If you want to see what we’re building, I invite you to check out our webinar on AI at Nozbe where I’m showing these features and explaining our approach.
How AI impacts productivity
Now that we’ve discussed the many uses of AI, let’s talk about how it can improve your productivity:
- Saves time on tedious tasks – you no longer need to spend hours on mind-numbing tasks. AI can do many of these things for you!
- Lowers the barrier of entry – this is key. Over the years of writing my column for iMagazine I’ve been always repeating that the real boost to productivity is to lower the barrier of entry. Make it easy to start. When AI does research or translation or initial concept for you, it’s easier to start editing it and working on it. You have no excuse.

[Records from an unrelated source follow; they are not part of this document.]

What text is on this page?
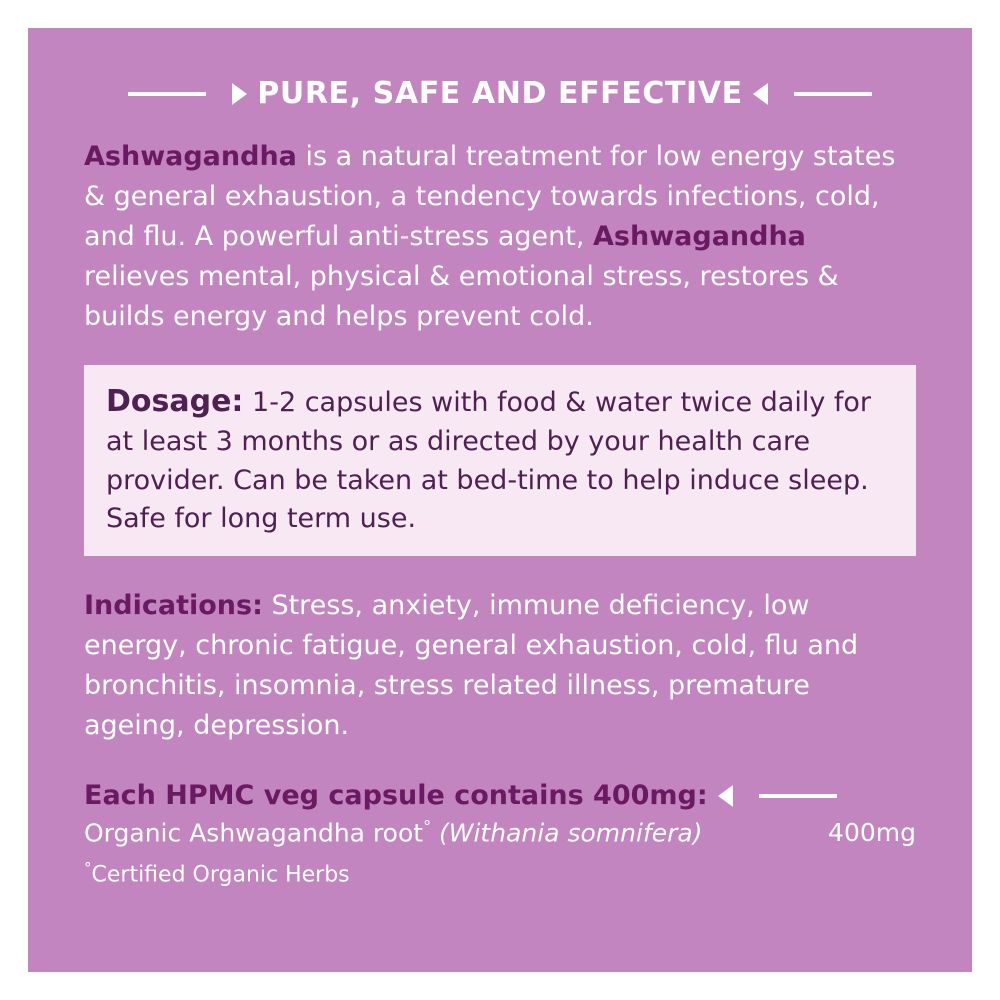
PURE, SAFE AND EFFECTIVE

Ashwagandha is a natural treatment for low energy states & general exhaustion, a tendency towards infections, cold, and flu. A powerful anti-stress agent, Ashwagandha relieves mental, physical & emotional stress, restores & builds energy and helps prevent cold.

Dosage: 1-2 capsules with food & water twice daily for at least 3 months or as directed by your health care provider. Can be taken at bed-time to help induce sleep. Safe for long term use.

Indications: Stress, anxiety, immune deficiency, low energy, chronic fatigue, general exhaustion, cold, flu and bronchitis, insomnia, stress related illness, premature ageing, depression.

Each HPMC veg capsule contains 400mg:
Organic Ashwagandha root° (Withania somnifera)	400mg

°Certified Organic Herbs
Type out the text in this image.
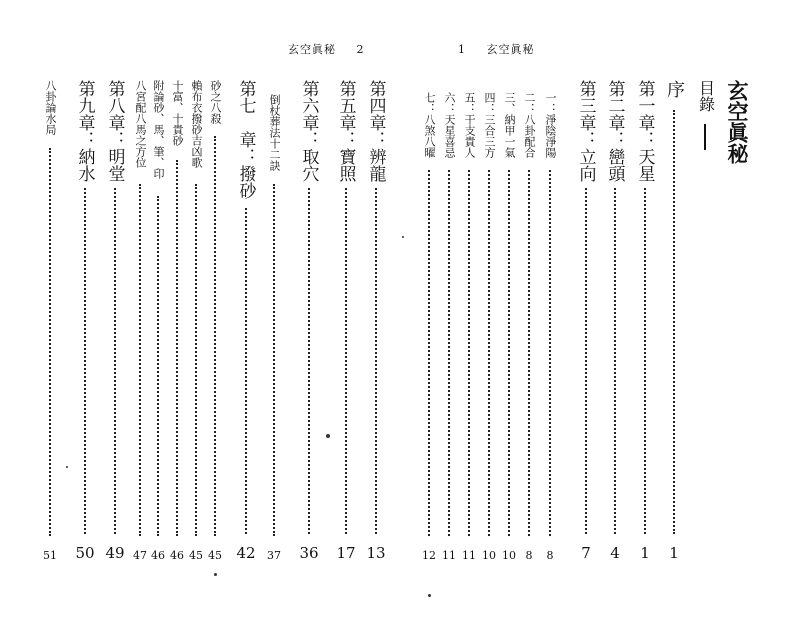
玄空眞秘 2
第四章：辨龍
13
第五章：寶照
17
第六章：取穴
36
倒杖葬法十二訣
37
第七　章：撥砂
42
砂之八殺
45
賴布衣撥砂吉凶歌
45
十富、十貴砂
46
附論砂、馬、筆、印
46
八宮配八馬之方位
47
第八章：明堂
49
第九章：納水
50
八卦論水局
51
1 玄空眞秘
玄空眞秘
目錄
序
1
第一章：天星
1
第二章：巒頭
4
第三章：立向
7
一：淨陰淨陽
8
二：八卦配合
8
三、納甲一氣
10
四：三合三方
10
五：干支貴人
11
六：天星喜忌
11
七：八煞八曜
12
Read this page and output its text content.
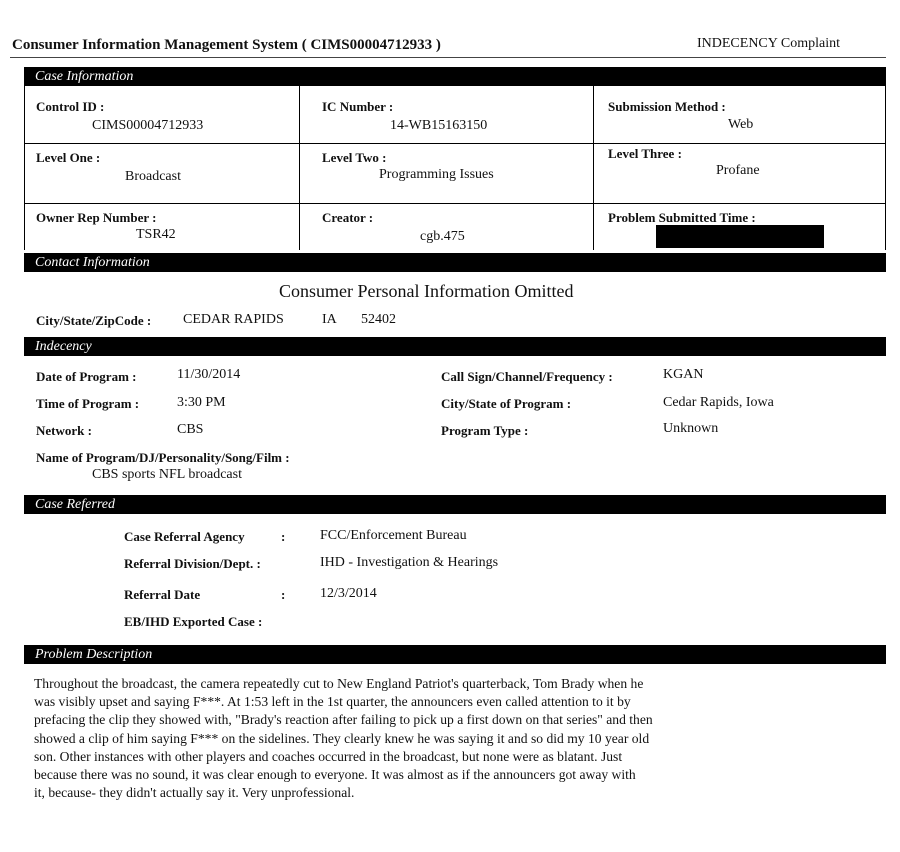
Consumer Information Management System ( CIMS00004712933 )	INDECENCY Complaint
Case Information
Control ID :
CIMS00004712933
IC Number :
14-WB15163150
Submission Method :
Web
Level One :
Broadcast
Level Two :
Programming Issues
Level Three :
Profane
Owner Rep Number :
TSR42
Creator :
cgb.475
Problem Submitted Time :
Contact Information
Consumer Personal Information Omitted
City/State/ZipCode : CEDAR RAPIDS	IA 52402
Indecency
Date of Program :	11/30/2014
Time of Program :	3:30 PM
Network :	CBS
Name of Program/DJ/Personality/Song/Film :
CBS sports NFL broadcast
Call Sign/Channel/Frequency :	KGAN
City/State of Program :	Cedar Rapids, Iowa
Program Type :	Unknown
Case Referred
Case Referral Agency	: FCC/Enforcement Bureau
Referral Division/Dept. :	IHD - Investigation & Hearings
Referral Date	: 12/3/2014
EB/IHD Exported Case :
Problem Description

Throughout the broadcast, the camera repeatedly cut to New England Patriot's quarterback, Tom Brady when he

was visibly upset and saying F***. At 1:53 left in the 1st quarter, the announcers even called attention to it by

prefacing the clip they showed with, "Brady's reaction after failing to pick up a first down on that series" and then

showed a clip of him saying F*** on the sidelines. They clearly knew he was saying it and so did my 10 year old

son. Other instances with other players and coaches occurred in the broadcast, but none were as blatant. Just

because there was no sound, it was clear enough to everyone. It was almost as if the announcers got away with

it, because- they didn't actually say it. Very unprofessional.
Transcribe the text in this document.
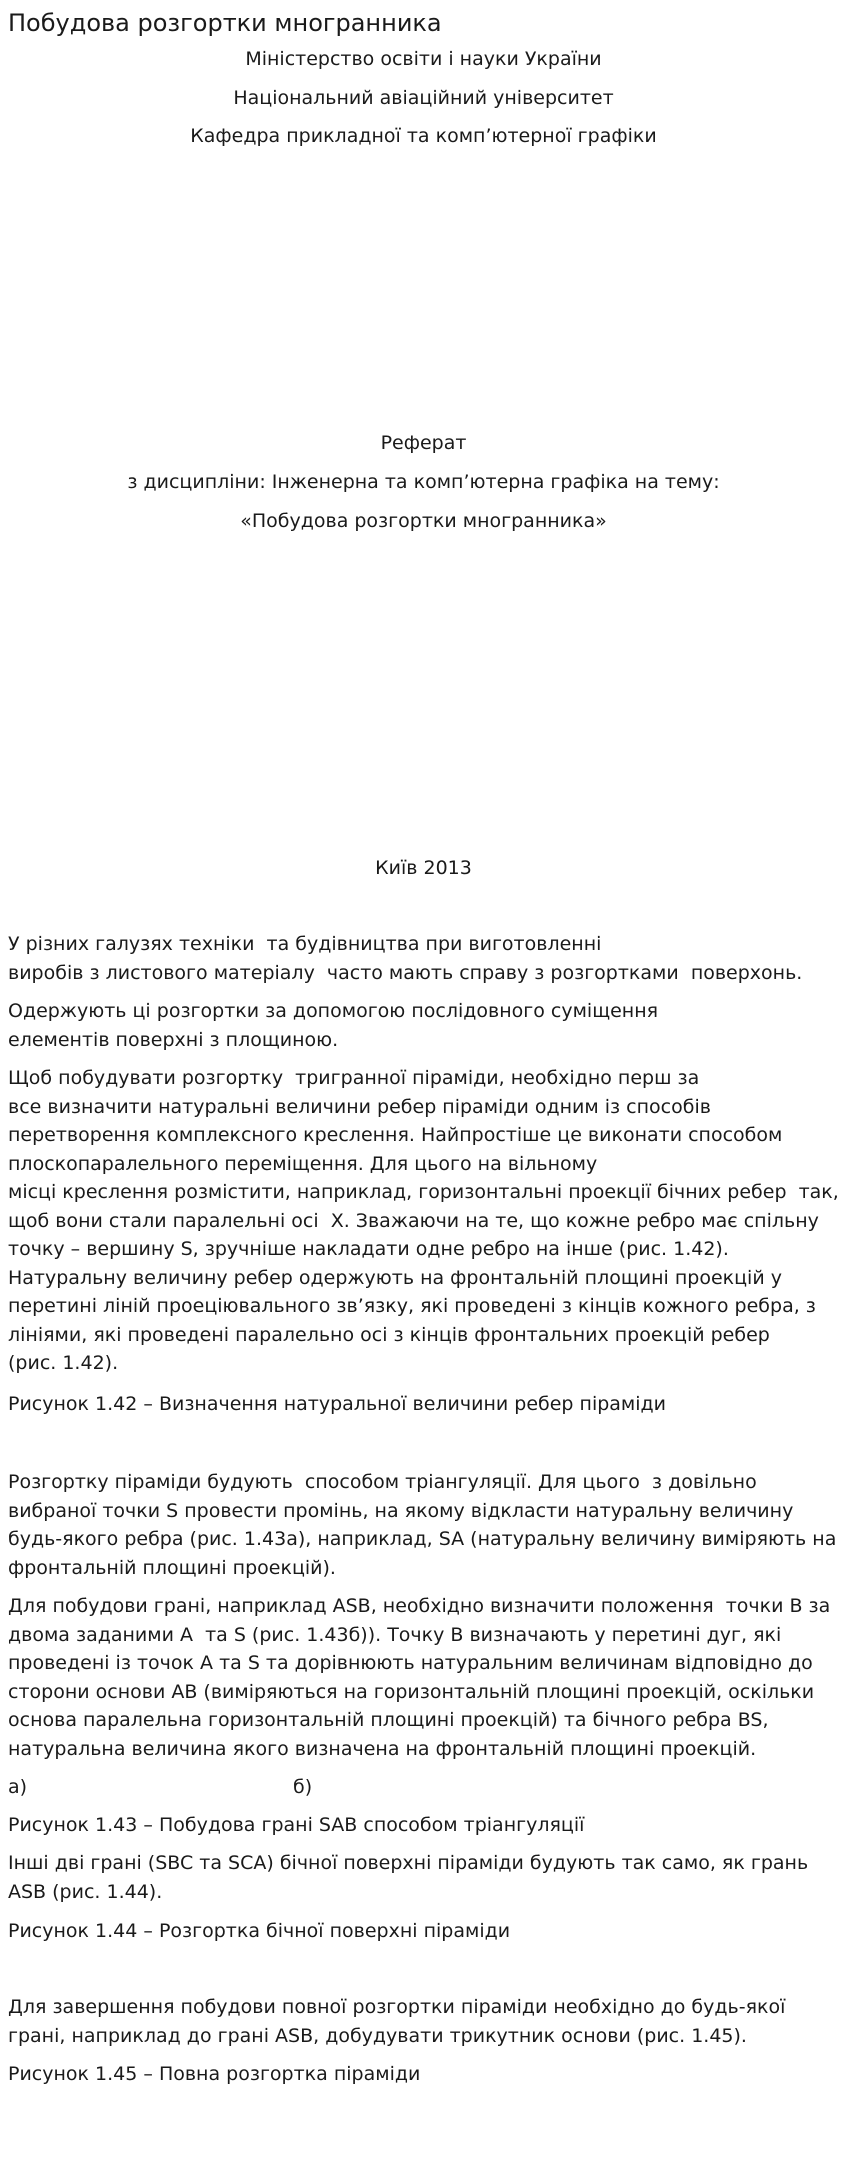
Побудова розгортки многранника

Міністерство освіти і науки України

Національний авіаційний університет

Кафедра прикладної та комп’ютерної графіки

Реферат

з дисципліни: Інженерна та комп’ютерна графіка на тему:

«Побудова розгортки многранника»

Київ 2013

У різних галузях техніки  та будівництва при виготовленні
виробів з листового матеріалу  часто мають справу з розгортками  поверхонь.

Одержують ці розгортки за допомогою послідовного суміщення
елементів поверхні з площиною.

Щоб побудувати розгортку  тригранної піраміди, необхідно перш за
все визначити натуральні величини ребер піраміди одним із способів
перетворення комплексного креслення. Найпростіше це виконати способом
плоскопаралельного переміщення. Для цього на вільному
місці креслення розмістити, наприклад, горизонтальні проекції бічних ребер  так,
щоб вони стали паралельні осі  X. Зважаючи на те, що кожне ребро має спільну
точку – вершину S, зручніше накладати одне ребро на інше (рис. 1.42).
Натуральну величину ребер одержують на фронтальній площині проекцій у
перетині ліній проеціювального зв’язку, які проведені з кінців кожного ребра, з
лініями, які проведені паралельно осі з кінців фронтальних проекцій ребер
(рис. 1.42).

Рисунок 1.42 – Визначення натуральної величини ребер піраміди

Розгортку піраміди будують  способом тріангуляції. Для цього  з довільно
вибраної точки S провести промінь, на якому відкласти натуральну величину
будь-якого ребра (рис. 1.43а), наприклад, SA (натуральну величину виміряють на
фронтальній площині проекцій).

Для побудови грані, наприклад ASB, необхідно визначити положення  точки B за
двома заданими А  та S (рис. 1.43б)). Точку B визначають у перетині дуг, які
проведені із точок A та S та дорівнюють натуральним величинам відповідно до
сторони основи AB (виміряються на горизонтальній площині проекцій, оскільки
основа паралельна горизонтальній площині проекцій) та бічного ребра BS,
натуральна величина якого визначена на фронтальній площині проекцій.

а)	б)

Рисунок 1.43 – Побудова грані SAB способом тріангуляції

Інші дві грані (SBC та SCA) бічної поверхні піраміди будують так само, як грань
ASB (рис. 1.44).

Рисунок 1.44 – Розгортка бічної поверхні піраміди

Для завершення побудови повної розгортки піраміди необхідно до будь-якої
грані, наприклад до грані ASB, добудувати трикутник основи (рис. 1.45).

Рисунок 1.45 – Повна розгортка піраміди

- Feeds your curiosity – as I mentioned above, when you feed AI with data you can ask questions and get answers pretty quickly. This way you can experiment, ask more questions, and get to the very bottom of each problem quicker.
- Teaches you to delegate tasks better – to be able to feed the data to the AI, you have to prepare it. Just like in real life, before you delegate a task to someone, you have to set expectations, prepare context, etc. AI teaches you to become a better manager.
- Gives you superpowers! – in the end, being able to have a quite capable assistant in the form of AI always ready to help you out, gives you superpowers. You can now do more in less time and focus on what’s really important. Where your input is the missing ingredient.
AI isn’t here to replace us. It’s here to amplify what makes us uniquely human: our creativity, judgment, and ability to make decisions that matter.